By utilizing MongoDB’s replica set high availability features and FlashArray snapshots, the failed node recovery process is simple and efficient. The steps outlined below provide a general MongoDB replica set node recovery guidelines where database disks (dbpath) are located on FlashArray volumes. See Figure 3 (animated).
Note: If the volume snapshot (step 3) is not required for longer term retention, volume copy with overwrite option (purevol copy –overwrite) may be executed eliminating step 5.
Figure 3 (animated).
The criterion for successful recovery was when the tested node reached the SECONDARY state. The node status can be obtained by executing rs.status() command.
In Pure Storage lab, the recovery of a 230 GB idle (no workload) database on the secondary replica set member with an empty dbpath (no database files) using MongoDB replication mechanism took approximately eighteen minutes. Recovering the same secondary node using FlashArray snapshots completed in less than a minute after starting mongod process.

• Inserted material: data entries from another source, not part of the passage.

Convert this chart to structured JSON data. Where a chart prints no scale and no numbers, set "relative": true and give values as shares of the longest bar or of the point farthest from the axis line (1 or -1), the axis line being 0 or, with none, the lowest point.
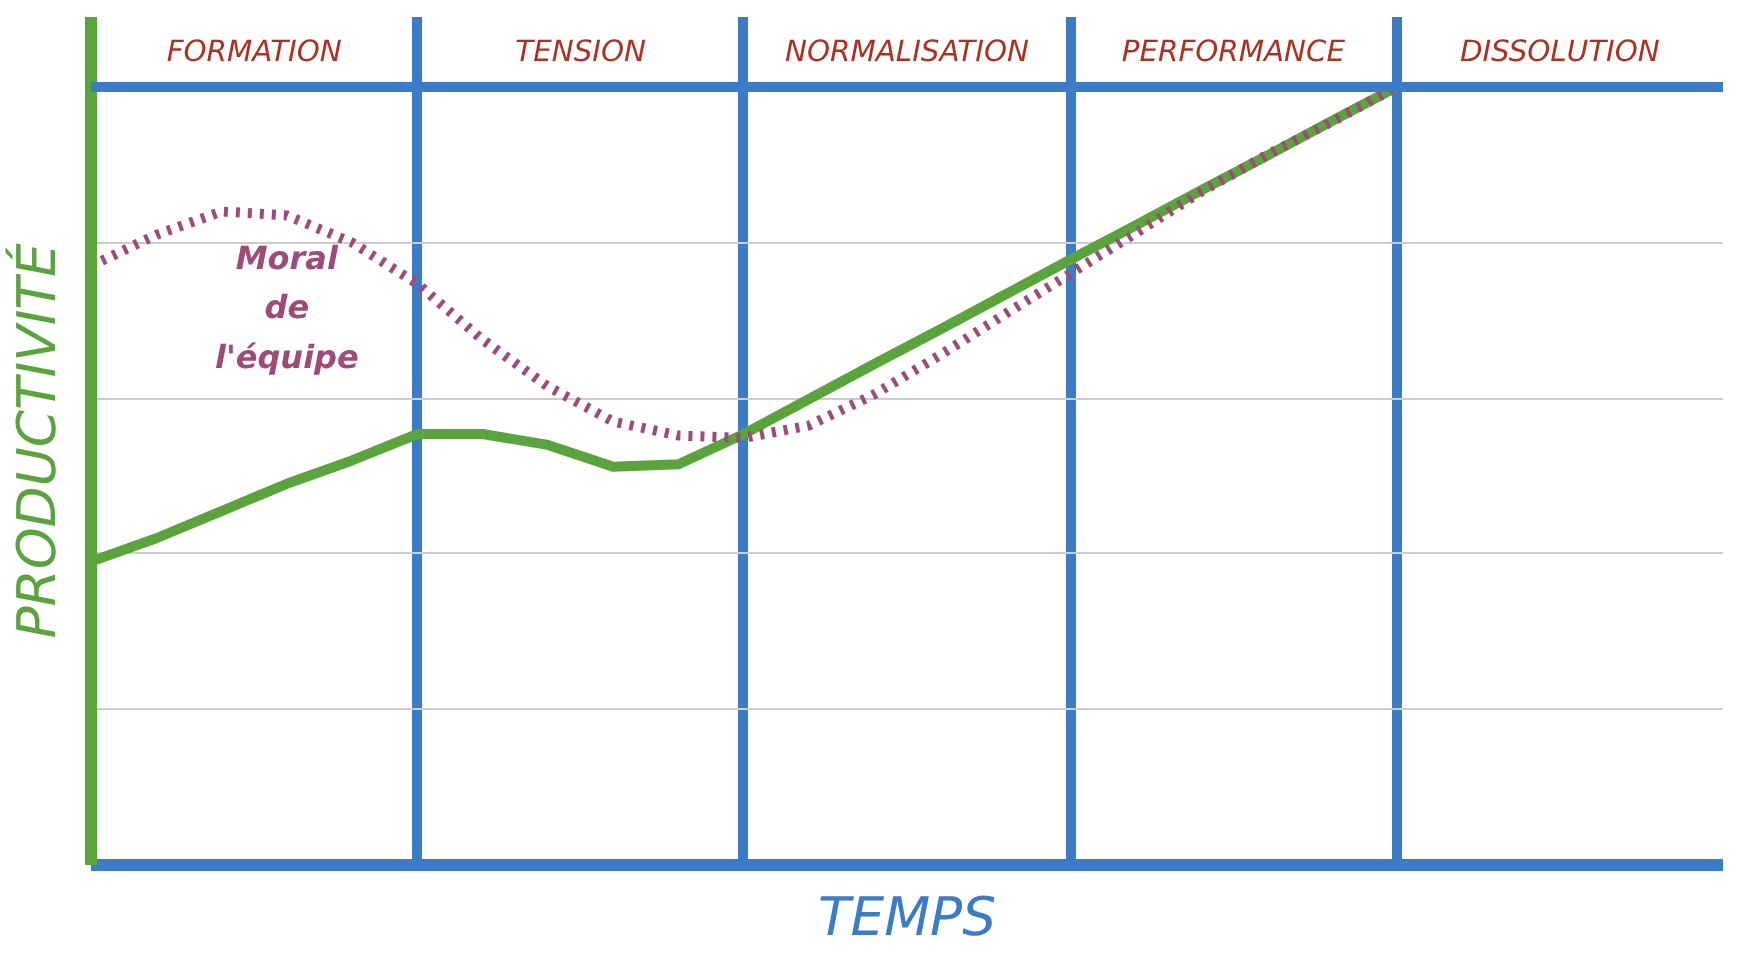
{
  "chart_data": {
    "type": "line",
    "relative": true,
    "xlabel": "TEMPS",
    "ylabel": "PRODUCTIVITÉ",
    "grid": true,
    "legend": false,
    "categories": [
      null,
      null,
      null,
      null,
      null,
      null,
      null,
      null,
      null,
      null,
      null,
      null,
      null,
      null,
      null,
      null,
      null,
      null,
      null,
      null,
      null
    ],
    "series": [
      {
        "color": "#5aa43c",
        "line_style": "solid",
        "values": [
          0.39,
          0.42,
          0.455,
          0.49,
          0.52,
          0.554,
          0.554,
          0.54,
          0.512,
          0.515,
          0.554,
          0.599,
          0.644,
          0.688,
          0.733,
          0.778,
          0.822,
          0.867,
          0.911,
          0.956,
          1.0
        ]
      },
      {
        "name": "Moral de l'équipe",
        "color": "#a04a7a",
        "line_style": "dotted",
        "values": [
          0.77,
          0.81,
          0.84,
          0.835,
          0.8,
          0.747,
          0.675,
          0.615,
          0.57,
          0.552,
          0.549,
          0.565,
          0.605,
          0.655,
          0.708,
          0.76,
          0.812,
          0.865,
          0.912,
          0.955,
          1.0
        ]
      }
    ],
    "annotations": [
      "FORMATION",
      "TENSION",
      "NORMALISATION",
      "PERFORMANCE",
      "DISSOLUTION"
    ]
  }
}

Repeating the same test scenario with database under load (50% reads 50% updates) the recovery time on node with an empty file system (dbpath) took approximately twenty five minutes. Restoring identical node with FlashArray snapshot, the node state change from STARTUP2 to SECONDARY occurred in less than a minute. See table below.
|MongoDB Replication||FlashArray Snapshot||Improvement|
|No Workload||18 minutes||1 minute||18x|
|Workload (50%reads 50% updates)
||25 minutes||1 minute||25x|
All data services such as snapshot, Snap to NFS, CloudSnap, data reduction, synchronous and asynchronous replication are included with all FlashArray models. By taking advantage of volume snapshots, MongoDB replica set instances can be quickly recovered reducing the node downtime and without increasing the network congestion and bandwidth requirements. Furthermore, adding a new replica set node will be also greatly simplified and significantly faster than native MongoDB replication.
As an additional benefit, utilizing Snap to NFS or Purity CloudSnap™ and MongoDB delayed replica set members, FlashArray volume snapshots can be offloaded to another media providing convenient and inexpensive (lower storage cost) means of maintaining multiple point in time database recovery options.